Algo se sabe ya de la intensidad con la que aquellos homínidos poblaron la cueva. Vivían en la entrada para aprovechar la luz y el calor natural y todo parece indicar que a ocupaciones más largas siguieron otras esporádicas en las que Cova Eirós fue más que nada refugio para bandas de cazadores.
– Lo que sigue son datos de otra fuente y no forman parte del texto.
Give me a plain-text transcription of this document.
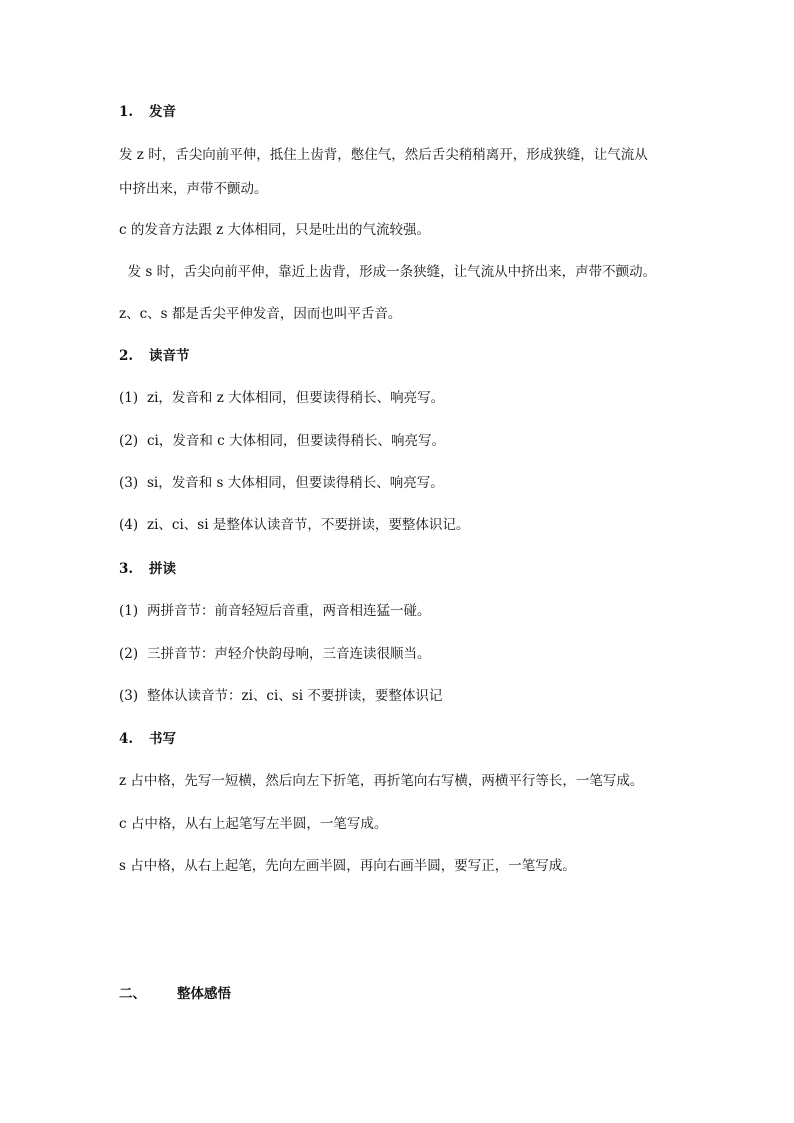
1. 发音
发 z 时，舌尖向前平伸，抵住上齿背，憋住气，然后舌尖稍稍离开，形成狭缝，让气流从
中挤出来，声带不颤动。
c 的发音方法跟 z 大体相同，只是吐出的气流较强。
发 s 时，舌尖向前平伸，靠近上齿背，形成一条狭缝，让气流从中挤出来，声带不颤动。
z、c、s 都是舌尖平伸发音，因而也叫平舌音。
2. 读音节
(1) zi，发音和 z 大体相同，但要读得稍长、响亮写。
(2) ci，发音和 c 大体相同，但要读得稍长、响亮写。
(3) si，发音和 s 大体相同，但要读得稍长、响亮写。
(4) zi、ci、si 是整体认读音节，不要拼读，要整体识记。
3. 拼读
(1) 两拼音节：前音轻短后音重，两音相连猛一碰。
(2) 三拼音节：声轻介快韵母响，三音连读很顺当。
(3) 整体认读音节：zi、ci、si 不要拼读，要整体识记
4. 书写
z 占中格，先写一短横，然后向左下折笔，再折笔向右写横，两横平行等长，一笔写成。
c 占中格，从右上起笔写左半圆，一笔写成。
s 占中格，从右上起笔，先向左画半圆，再向右画半圆，要写正，一笔写成。
二、 整体感悟
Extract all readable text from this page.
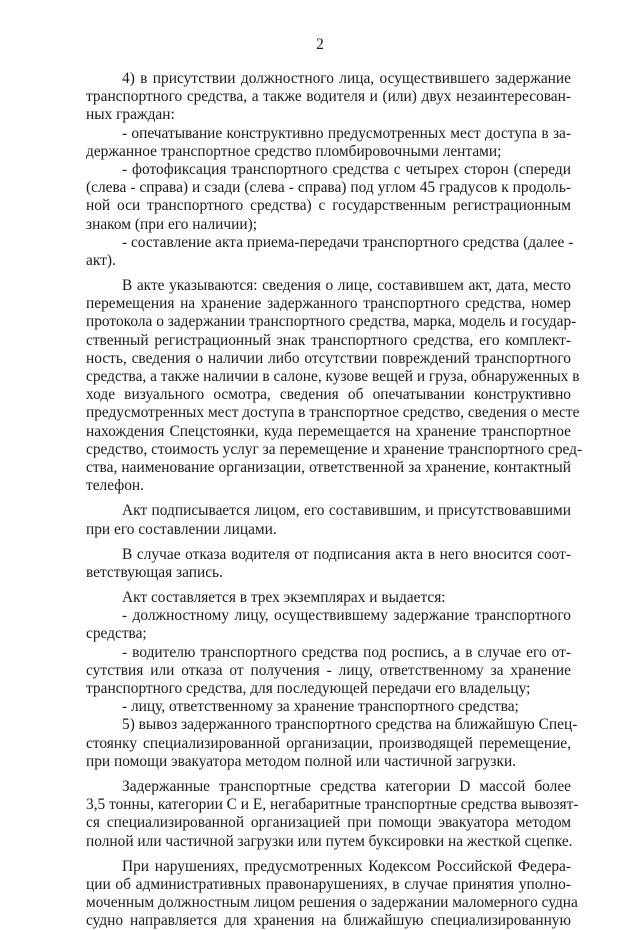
2
4) в присутствии должностного лица, осуществившего задержание
транспортного средства, а также водителя и (или) двух незаинтересован-
ных граждан:
- опечатывание конструктивно предусмотренных мест доступа в за-
держанное транспортное средство пломбировочными лентами;
- фотофиксация транспортного средства с четырех сторон (спереди
(слева - справа) и сзади (слева - справа) под углом 45 градусов к продоль-
ной оси транспортного средства) с государственным регистрационным
знаком (при его наличии);
- составление акта приема-передачи транспортного средства (далее -
акт).
В акте указываются: сведения о лице, составившем акт, дата, место
перемещения на хранение задержанного транспортного средства, номер
протокола о задержании транспортного средства, марка, модель и государ-
ственный регистрационный знак транспортного средства, его комплект-
ность, сведения о наличии либо отсутствии повреждений транспортного
средства, а также наличии в салоне, кузове вещей и груза, обнаруженных в
ходе визуального осмотра, сведения об опечатывании конструктивно
предусмотренных мест доступа в транспортное средство, сведения о месте
нахождения Спецстоянки, куда перемещается на хранение транспортное
средство, стоимость услуг за перемещение и хранение транспортного сред-
ства, наименование организации, ответственной за хранение, контактный
телефон.
Акт подписывается лицом, его составившим, и присутствовавшими
при его составлении лицами.
В случае отказа водителя от подписания акта в него вносится соот-
ветствующая запись.
Акт составляется в трех экземплярах и выдается:
- должностному лицу, осуществившему задержание транспортного
средства;
- водителю транспортного средства под роспись, а в случае его от-
сутствия или отказа от получения - лицу, ответственному за хранение
транспортного средства, для последующей передачи его владельцу;
- лицу, ответственному за хранение транспортного средства;
5) вывоз задержанного транспортного средства на ближайшую Спец-
стоянку специализированной организации, производящей перемещение,
при помощи эвакуатора методом полной или частичной загрузки.
Задержанные транспортные средства категории D массой более
3,5 тонны, категории C и E, негабаритные транспортные средства вывозят-
ся специализированной организацией при помощи эвакуатора методом
полной или частичной загрузки или путем буксировки на жесткой сцепке.
При нарушениях, предусмотренных Кодексом Российской Федера-
ции об административных правонарушениях, в случае принятия уполно-
моченным должностным лицом решения о задержании маломерного судна
судно направляется для хранения на ближайшую специализированную
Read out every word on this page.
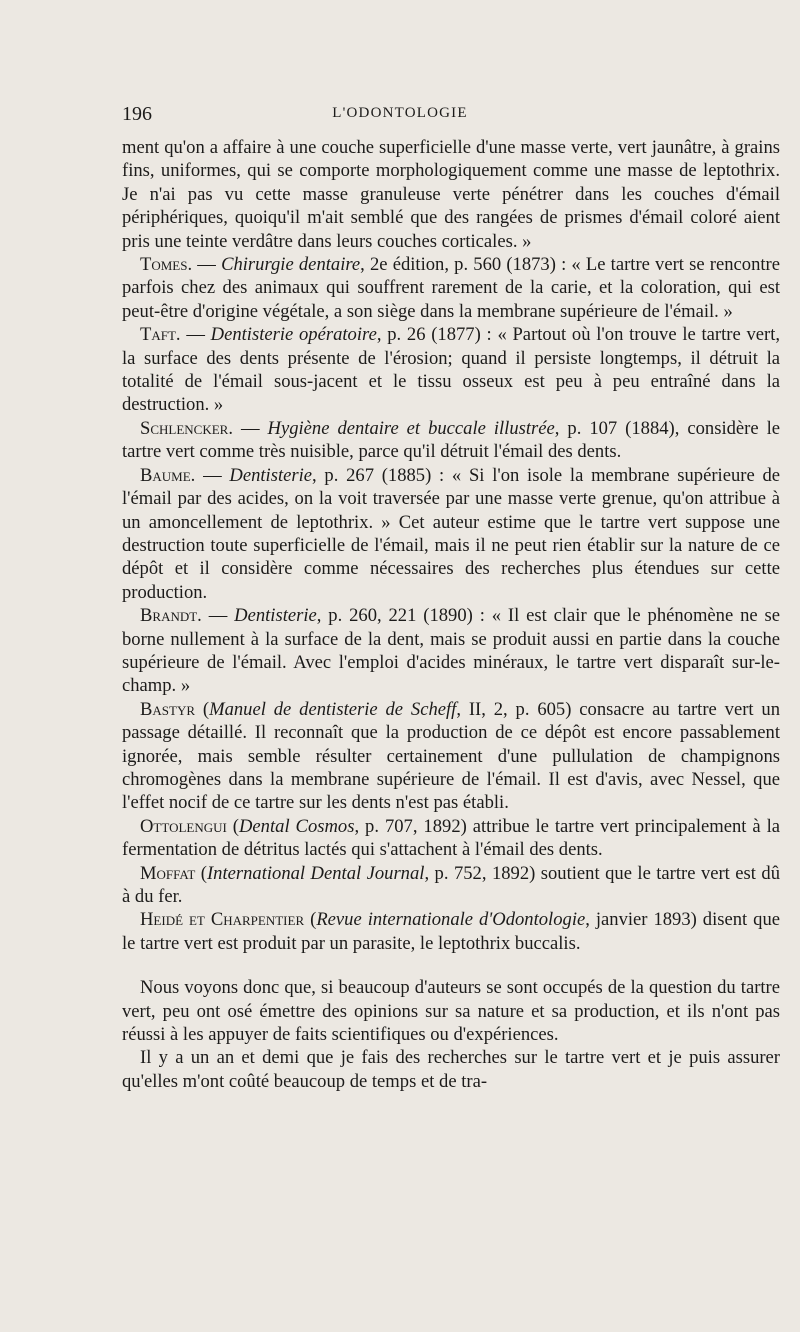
196	L'ODONTOLOGIE

ment qu'on a affaire à une couche superficielle d'une masse verte, vert jaunâtre, à grains fins, uniformes, qui se comporte morphologiquement comme une masse de leptothrix. Je n'ai pas vu cette masse granuleuse verte pénétrer dans les couches d'émail périphériques, quoiqu'il m'ait semblé que des rangées de prismes d'émail coloré aient pris une teinte verdâtre dans leurs couches corticales. »

Tomes. — Chirurgie dentaire, 2e édition, p. 560 (1873) : « Le tartre vert se rencontre parfois chez des animaux qui souffrent rarement de la carie, et la coloration, qui est peut-être d'origine végétale, a son siège dans la membrane supérieure de l'émail. »

Taft. — Dentisterie opératoire, p. 26 (1877) : « Partout où l'on trouve le tartre vert, la surface des dents présente de l'érosion; quand il persiste longtemps, il détruit la totalité de l'émail sous-jacent et le tissu osseux est peu à peu entraîné dans la destruction. »

Schlencker. — Hygiène dentaire et buccale illustrée, p. 107 (1884), considère le tartre vert comme très nuisible, parce qu'il détruit l'émail des dents.

Baume. — Dentisterie, p. 267 (1885) : « Si l'on isole la membrane supérieure de l'émail par des acides, on la voit traversée par une masse verte grenue, qu'on attribue à un amoncellement de leptothrix. » Cet auteur estime que le tartre vert suppose une destruction toute superficielle de l'émail, mais il ne peut rien établir sur la nature de ce dépôt et il considère comme nécessaires des recherches plus étendues sur cette production.

Brandt. — Dentisterie, p. 260, 221 (1890) : « Il est clair que le phénomène ne se borne nullement à la surface de la dent, mais se produit aussi en partie dans la couche supérieure de l'émail. Avec l'emploi d'acides minéraux, le tartre vert disparaît sur-le-champ. »

Bastyr (Manuel de dentisterie de Scheff, II, 2, p. 605) consacre au tartre vert un passage détaillé. Il reconnaît que la production de ce dépôt est encore passablement ignorée, mais semble résulter certainement d'une pullulation de champignons chromogènes dans la membrane supérieure de l'émail. Il est d'avis, avec Nessel, que l'effet nocif de ce tartre sur les dents n'est pas établi.

Ottolengui (Dental Cosmos, p. 707, 1892) attribue le tartre vert principalement à la fermentation de détritus lactés qui s'attachent à l'émail des dents.

Moffat (International Dental Journal, p. 752, 1892) soutient que le tartre vert est dû à du fer.

Heidé et Charpentier (Revue internationale d'Odontologie, janvier 1893) disent que le tartre vert est produit par un parasite, le leptothrix buccalis.

Nous voyons donc que, si beaucoup d'auteurs se sont occupés de la question du tartre vert, peu ont osé émettre des opinions sur sa nature et sa production, et ils n'ont pas réussi à les appuyer de faits scientifiques ou d'expériences.

Il y a un an et demi que je fais des recherches sur le tartre vert et je puis assurer qu'elles m'ont coûté beaucoup de temps et de tra-
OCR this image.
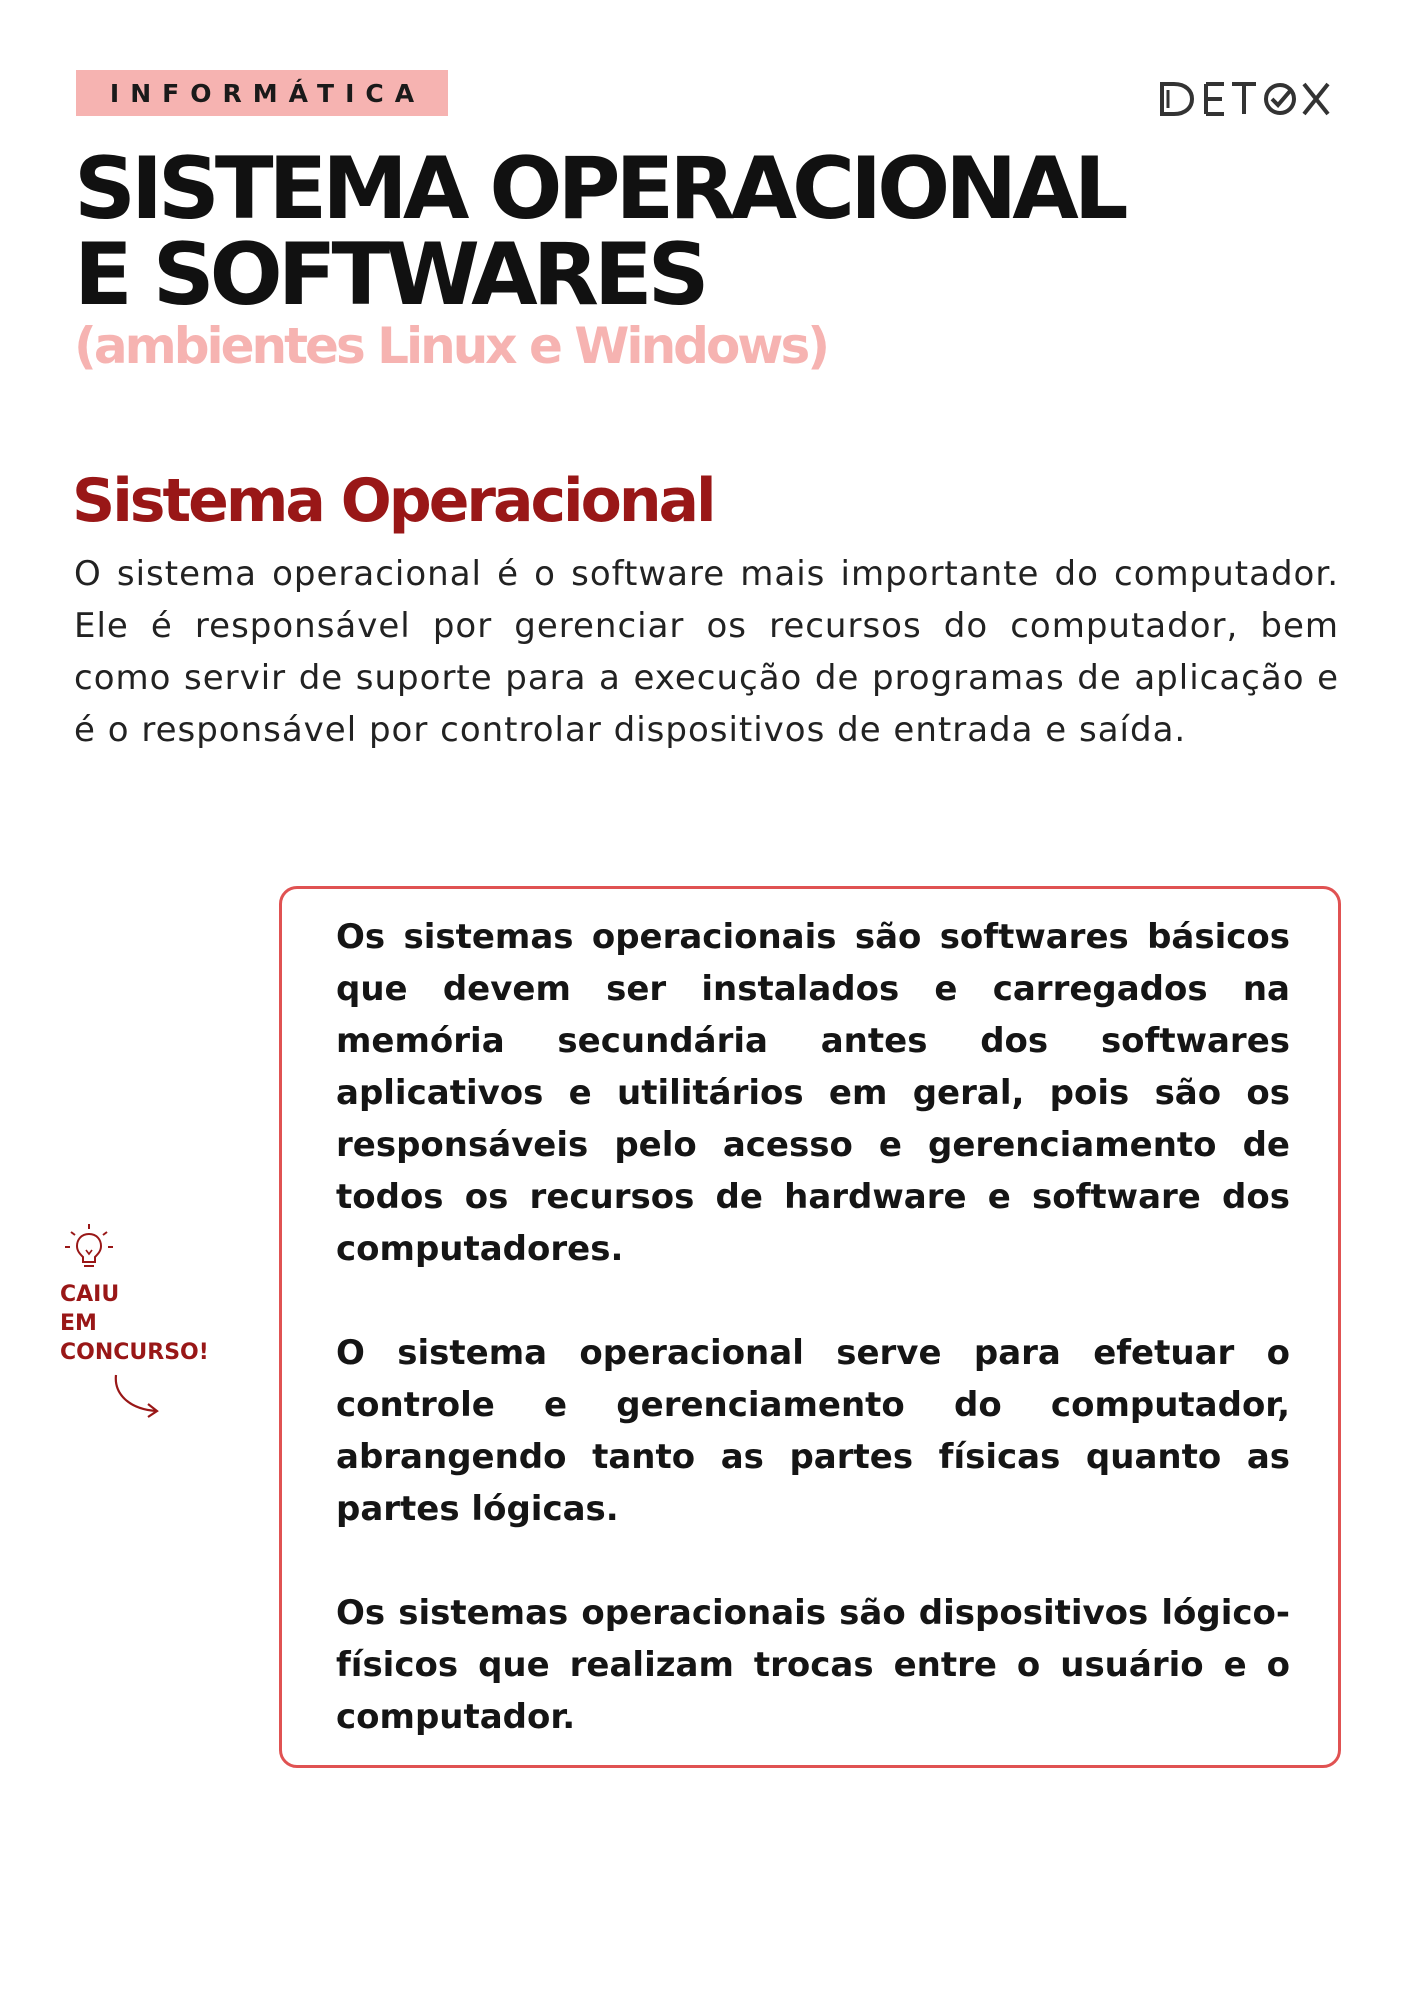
INFORMÁTICA
SISTEMA OPERACIONAL
E SOFTWARES
(ambientes Linux e Windows)
Sistema Operacional

O sistema operacional é o software mais importante do computador. Ele é responsável por gerenciar os recursos do computador, bem como servir de suporte para a execução de programas de aplicação e é o responsável por controlar dispositivos de entrada e saída.

CAIU
EM
CONCURSO!

Os sistemas operacionais são softwares básicos que devem ser instalados e carregados na memória secundária antes dos softwares aplicativos e utilitários em geral, pois são os responsáveis pelo acesso e gerenciamento de todos os recursos de hardware e software dos computadores.

O sistema operacional serve para efetuar o controle e gerenciamento do computador, abrangendo tanto as partes físicas quanto as partes lógicas.

Os sistemas operacionais são dispositivos lógico-físicos que realizam trocas entre o usuário e o computador.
La baja presencia humana, o al menos eso parece indicar el menor número de útiles encontrados, coincide con la presencia de huesos de rinoceronte lanudo, —probablemente cazado y consumido en la entrada de la gruta—, panteras, lobos y león de las cavernas. La escasa acidez de la roca caliza, la misma que explota la cantera propietaria, conservó durante decenas de miles de años desde la última glaciación este legado.